Lombardia: alberi mangia-polvere per battere lo smog

MILANO – Arriva un’idea per ridurre l’inquinamento in Lombardia: piantare alberi anti-smog che si “mangino” i fumi nocivi. I rimedi naturali sono per antonomasia i migliori. Anche se in questo caso il riferimento non va all’unguento della nonna per le escoriazioni o agli impacchi e ai suffumigi di menta per combattere l’asma. Si tratta invece di una soluzione naturale per ridurre gli effetti devastanti dell’impatto umano sull’ambiente: piantare alberi anti-smog per ridurre la presenza di polveri sottili. È questa una delle strategie più innovative inaugurate recentemente per combattere la presenza di Pm10 nell’atmosfera delle grandi città in Lombardia.

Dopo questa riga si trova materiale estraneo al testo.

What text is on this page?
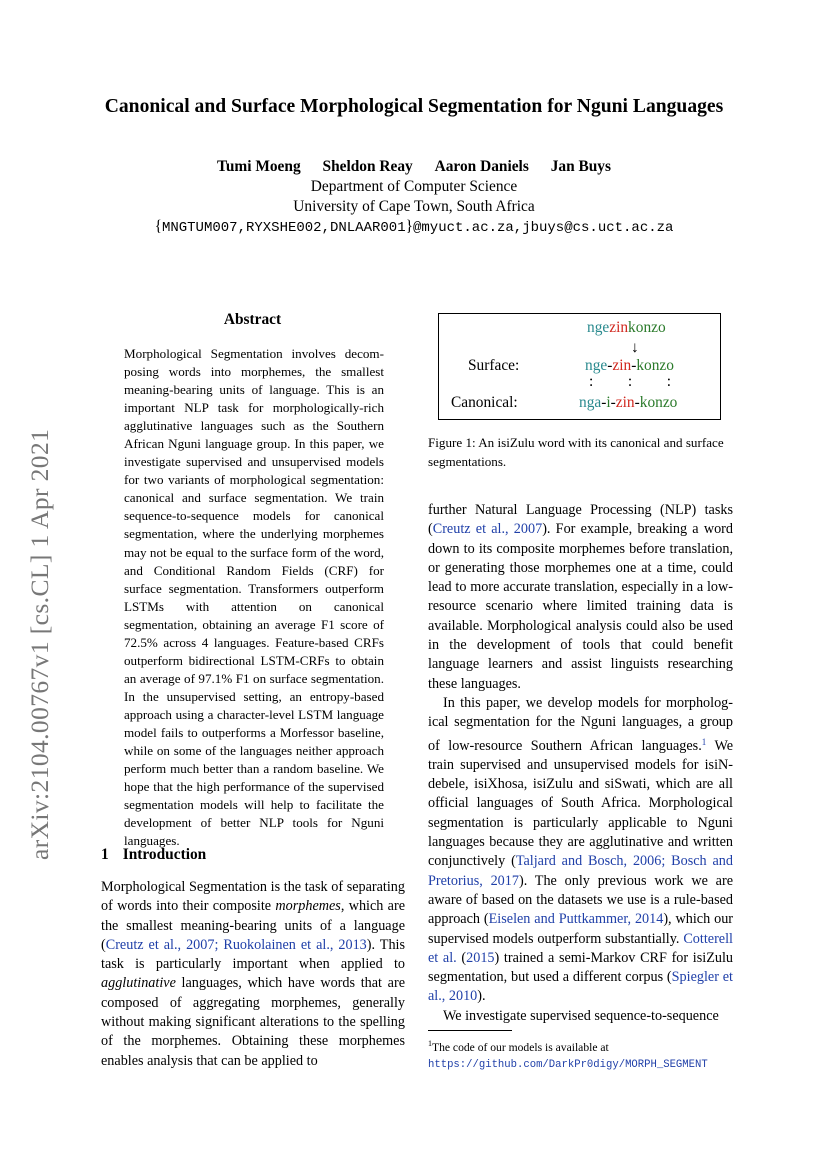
Canonical and Surface Morphological Segmentation for Nguni Languages
Tumi Moeng Sheldon Reay Aaron Daniels Jan Buys
Department of Computer Science
University of Cape Town, South Africa
{MNGTUM007,RYXSHE002,DNLAAR001}@myuct.ac.za,jbuys@cs.uct.ac.za
arXiv:2104.00767v1 [cs.CL] 1 Apr 2021
Abstract
Morphological Segmentation involves decomposing words into morphemes, the smallest meaning-bearing units of language. This is an important NLP task for morphologically-rich agglutinative languages such as the Southern African Nguni language group. In this paper, we investigate supervised and unsupervised models for two variants of morphological segmentation: canonical and surface segmentation. We train sequence-to-sequence models for canonical segmentation, where the underlying morphemes may not be equal to the surface form of the word, and Conditional Random Fields (CRF) for surface segmentation. Transformers outperform LSTMs with attention on canonical segmentation, obtaining an average F1 score of 72.5% across 4 languages. Feature-based CRFs outperform bidirectional LSTM-CRFs to obtain an average of 97.1% F1 on surface segmentation. In the unsupervised setting, an entropy-based approach using a character-level LSTM language model fails to outperforms a Morfessor baseline, while on some of the languages neither approach perform much better than a random baseline. We hope that the high performance of the supervised segmentation models will help to facilitate the development of better NLP tools for Nguni languages.
1 Introduction

Morphological Segmentation is the task of separating of words into their composite morphemes, which are the smallest meaning-bearing units of a language (Creutz et al., 2007; Ruokolainen et al., 2013). This task is particularly important when applied to agglutinative languages, which have words that are composed of aggregating morphemes, generally without making significant alterations to the spelling of the morphemes. Obtaining these morphemes enables analysis that can be applied to

ngezinkonzo
↓
Surface:	nge-zin-konzo
:         :         :
Canonical:	nga-i-zin-konzo
Figure 1: An isiZulu word with its canonical and surface segmentations.

further Natural Language Processing (NLP) tasks (Creutz et al., 2007). For example, breaking a word down to its composite morphemes before translation, or generating those morphemes one at a time, could lead to more accurate translation, especially in a low-resource scenario where limited training data is available. Morphological analysis could also be used in the development of tools that could benefit language learners and assist linguists researching these languages.

In this paper, we develop models for morphological segmentation for the Nguni languages, a group of low-resource Southern African languages.$^1$ We train supervised and unsupervised models for isiNdebele, isiXhosa, isiZulu and siSwati, which are all official languages of South Africa. Morphological segmentation is particularly applicable to Nguni languages because they are agglutinative and written conjunctively (Taljard and Bosch, 2006; Bosch and Pretorius, 2017). The only previous work we are aware of based on the datasets we use is a rule-based approach (Eiselen and Puttkammer, 2014), which our supervised models outperform substantially. Cotterell et al. (2015) trained a semi-Markov CRF for isiZulu segmentation, but used a different corpus (Spiegler et al., 2010).

We investigate supervised sequence-to-sequence

$^1$The code of our models is available at https://github.com/DarkPr0digy/MORPH_SEGMENT
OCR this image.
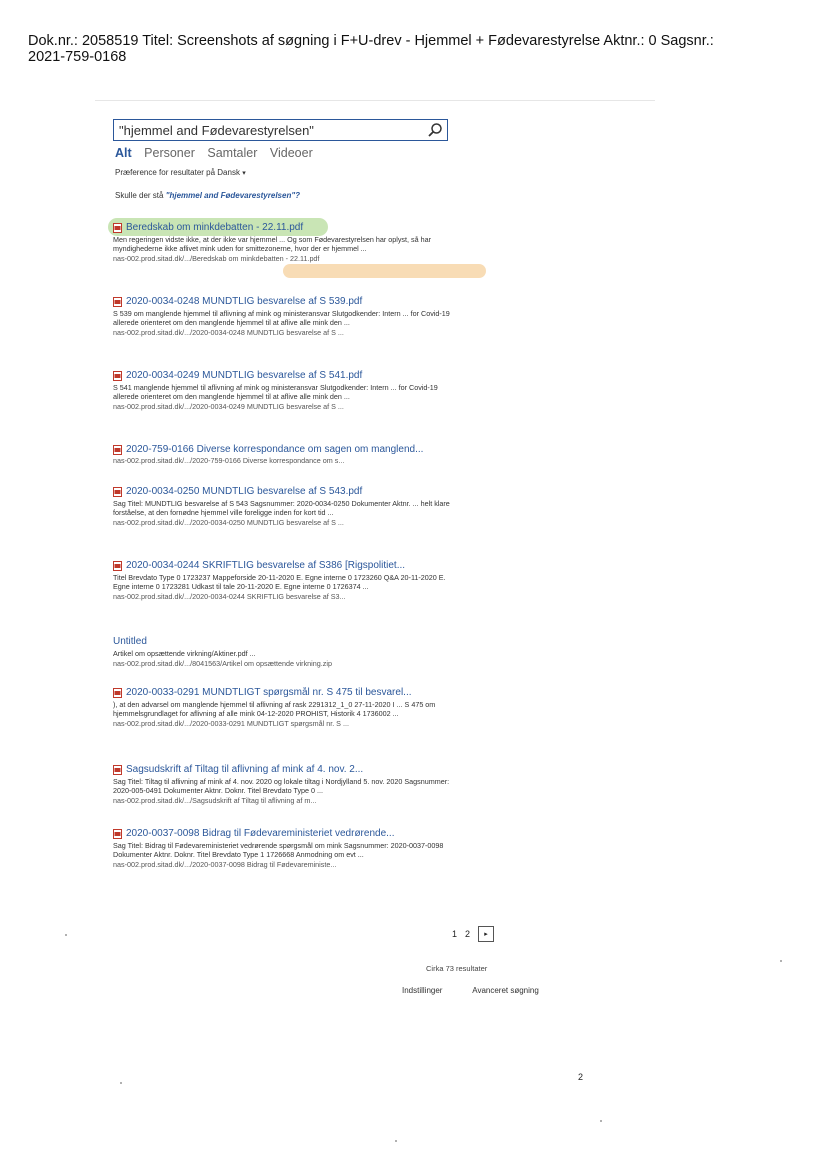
Dok.nr.: 2058519 Titel: Screenshots af søgning i F+U-drev - Hjemmel + Fødevarestyrelse Aktnr.: 0 Sagsnr.:
2021-759-0168
"hjemmel and Fødevarestyrelsen"
Alt Personer Samtaler Videoer
Præference for resultater på Dansk ▾
Skulle der stå "hjemmel and Fødevarestyrelsen"?
Beredskab om minkdebatten - 22.11.pdf
Men regeringen vidste ikke, at der ikke var hjemmel ... Og som Fødevarestyrelsen har oplyst, så har myndighederne ikke aflivet mink uden for smittezonerne, hvor der er hjemmel ...
nas-002.prod.sitad.dk/.../Beredskab om minkdebatten - 22.11.pdf
2020-0034-0248 MUNDTLIG besvarelse af S 539.pdf
S 539 om manglende hjemmel til aflivning af mink og ministeransvar Slutgodkender: Intern ... for Covid-19 allerede orienteret om den manglende hjemmel til at aflive alle mink den ...
nas-002.prod.sitad.dk/.../2020-0034-0248 MUNDTLIG besvarelse af S ...
2020-0034-0249 MUNDTLIG besvarelse af S 541.pdf
S 541 manglende hjemmel til aflivning af mink og ministeransvar Slutgodkender: Intern ... for Covid-19 allerede orienteret om den manglende hjemmel til at aflive alle mink den ...
nas-002.prod.sitad.dk/.../2020-0034-0249 MUNDTLIG besvarelse af S ...
2020-759-0166 Diverse korrespondance om sagen om manglend...
nas-002.prod.sitad.dk/.../2020-759-0166 Diverse korrespondance om s...
2020-0034-0250 MUNDTLIG besvarelse af S 543.pdf
Sag Titel: MUNDTLIG besvarelse af S 543 Sagsnummer: 2020-0034-0250 Dokumenter Aktnr. ... helt klare forståelse, at den fornødne hjemmel ville foreligge inden for kort tid ...
nas-002.prod.sitad.dk/.../2020-0034-0250 MUNDTLIG besvarelse af S ...
2020-0034-0244 SKRIFTLIG besvarelse af S386 [Rigspolitiet...
Titel Brevdato Type 0 1723237 Mappeforside 20-11-2020 E. Egne interne 0 1723260 Q&A 20-11-2020 E. Egne interne 0 1723281 Udkast til tale 20-11-2020 E. Egne interne 0 1726374 ...
nas-002.prod.sitad.dk/.../2020-0034-0244 SKRIFTLIG besvarelse af S3...
Untitled
Artikel om opsættende virkning/Aktiner.pdf ...
nas-002.prod.sitad.dk/.../8041563/Artikel om opsættende virkning.zip
2020-0033-0291 MUNDTLIGT spørgsmål nr. S 475 til besvarel...
), at den advarsel om manglende hjemmel til aflivning af rask 2291312_1_0 27-11-2020 I ... S 475 om hjemmelsgrundlaget for aflivning af alle mink 04-12-2020 PROHIST, Historik 4 1736002 ...
nas-002.prod.sitad.dk/.../2020-0033-0291 MUNDTLIGT spørgsmål nr. S ...
Sagsudskrift af Tiltag til aflivning af mink af 4. nov. 2...
Sag Titel: Tiltag til aflivning af mink af 4. nov. 2020 og lokale tiltag i Nordjylland 5. nov. 2020 Sagsnummer: 2020-005-0491 Dokumenter Aktnr. Doknr. Titel Brevdato Type 0 ...
nas-002.prod.sitad.dk/.../Sagsudskrift af Tiltag til aflivning af m...
2020-0037-0098 Bidrag til Fødevareministeriet vedrørende...
Sag Titel: Bidrag til Fødevareministeriet vedrørende spørgsmål om mink Sagsnummer: 2020-0037-0098 Dokumenter Aktnr. Doknr. Titel Brevdato Type 1 1726668 Anmodning om evt ...
nas-002.prod.sitad.dk/.../2020-0037-0098 Bidrag til Fødevareministe...
1 2	▸
Cirka 73 resultater
Indstillinger	Avanceret søgning
2
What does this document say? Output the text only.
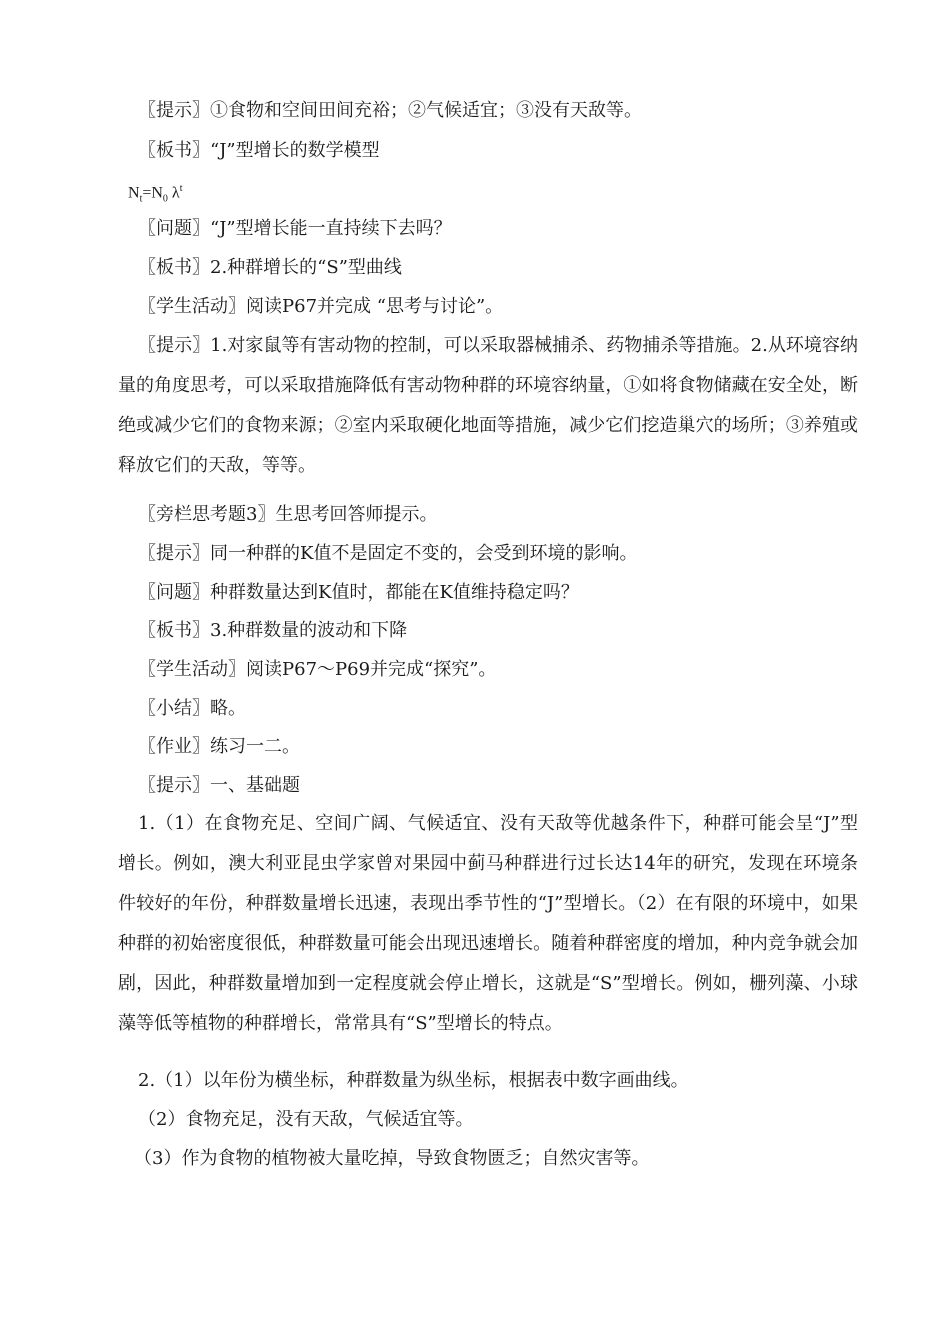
〖提示〗①食物和空间田间充裕；②气候适宜；③没有天敌等。
〖板书〗“J”型增长的数学模型
$N_t=N_0$ $\lambda^t$
〖问题〗“J”型增长能一直持续下去吗？
〖板书〗2.种群增长的“S”型曲线
〖学生活动〗阅读P67并完成 “思考与讨论”。
〖提示〗1.对家鼠等有害动物的控制，可以采取器械捕杀、药物捕杀等措施。2.从环境容纳量的角度思考，可以采取措施降低有害动物种群的环境容纳量，①如将食物储藏在安全处，断绝或减少它们的食物来源；②室内采取硬化地面等措施，减少它们挖造巢穴的场所；③养殖或释放它们的天敌，等等。
〖旁栏思考题3〗生思考回答师提示。
〖提示〗同一种群的K值不是固定不变的，会受到环境的影响。
〖问题〗种群数量达到K值时，都能在K值维持稳定吗？
〖板书〗3.种群数量的波动和下降
〖学生活动〗阅读P67～P69并完成“探究”。
〖小结〗略。
〖作业〗练习一二。
〖提示〗一、基础题
1.（1）在食物充足、空间广阔、气候适宜、没有天敌等优越条件下，种群可能会呈“J”型增长。例如，澳大利亚昆虫学家曾对果园中蓟马种群进行过长达14年的研究，发现在环境条件较好的年份，种群数量增长迅速，表现出季节性的“J”型增长。（2）在有限的环境中，如果种群的初始密度很低，种群数量可能会出现迅速增长。随着种群密度的增加，种内竞争就会加剧，因此，种群数量增加到一定程度就会停止增长，这就是“S”型增长。例如，栅列藻、小球藻等低等植物的种群增长，常常具有“S”型增长的特点。
2.（1）以年份为横坐标，种群数量为纵坐标，根据表中数字画曲线。
（2）食物充足，没有天敌，气候适宜等。
（3）作为食物的植物被大量吃掉，导致食物匮乏；自然灾害等。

Qualche giorno fa, la Coldiretti Mantova e l’Istituto Carantani di Cannetto sull’Oglio hanno presentato durante una conferenza sul tema i dati relativi alla possibile introduzione di piante capaci di assorbire l’anidride carbonica prodotta dal traffico delle automobili nelle città.

“Tiglio selvatico, frassino e biancospino – spiega Coldiretti Lombardia – sono alcune delle essenze che offrono la massima assimilazione di anidride carbonica per metro quadrato di foglie. Mentre per le polveri sottili sono particolarmente indicati, oltre ai tigli, anche gli olmi, gli ippocastani e gli aceri. Basti pensare che cinquemila piante in un anno assorbono 228 chili di PM10: pari alle emissioni di oltre mille macchine che percorrono 20 mila chilometri in 12 mesi”.

Alla lista degli alberi di Coldiretti va aggiunto l’imponente bagolaro (celtis australis), la pianta migliore per assorbire il Pm10. L’idea dell’associazione di categoria è portare la sperimentazione anche nel centro più trafficato della Lombardia, quello milanese, che nonostante l’introduzione recente dell’Area C per ridurre l’impatto degli autoveicoli sull’aria meneghina, soffre ancora di contaminazioni atmosferiche potenzialmente gravissime per la salute dei cittadini. Se la sperimentazione lombarda avesse successe, potrebbe poi diventare apripista di politiche da applicare a livello nazionale.

L’esempio risolutivo viene dall’estero e dai dati elaborati dai ricercatori dell’University of Southampton, raccolti da uno studio pubblicato recentemente sulla rivista Landscape and Urban Planning. Gli scienziati inglesi hanno stimato che a Londra gli alberi rimuovono ogni anno tra le 850 e le 2.100 tonnellate di Pm10: poca roba, se si considera che questa quantità corrisponde rispettivamente allo 0,7 e all’1,4% delle polveri sottili prodotte in città. E pensare che già adesso gli alberi londinesi coprono il 20% della superficie urbana complessiva. Così i ricercatori hanno ipotizzato di aumentare il numero di piante fino a raggiungere il 30% di “area verde” all’interno della superficie londinese: complessivamente, sarebbe ridotto il livello di Pm10 fino a 1.100 – 2.300 tonnellate ogni anno, entro il 2050. Ciò vuol dire che verrebbe tolto dalla circolazione circa il 1,1 – 2,6 % del totale degli agenti inquinanti. Comunque poco, ma non se gli effetti positivi della strategia verde fossero incentrati in alcune zone strategiche, come spiega Peter Freer-Smith, coautore dello studio inglese e direttore scientifico della commissione nazionale Forest Research: “Le dosi eccessive di Pm10 possono aggravare ad esempio i casi di asma, e per questo l’abbattimento delle polveri sottili in certe aree specifiche può avere effetti importanti, soprattutto intorno alle scuole”.

Intanto, uno dei primi progetti nostrani sul tema sembra essere naufragato per incuria. A Milazzo, nel messinese, il maltempo delle settimane passate ha fatto crollare una parete di protezione che copriva gli alberi piantumati di fronte al depuratore di Fossazzo. Si trattava di alberi anti-smog, acquistati dal comune al posto delle centraline antinquinamento: il tutto avvenuto nel 2007, alla modica cifra di un milione di euro, in base ad un decreto (il “Noè”) per incentivare l’acquisto di “piante ad alto assorbimento” nei comuni che ospitano industrie. E pare che sia stata la scarsissima manutenzione a condannare le piante a morte.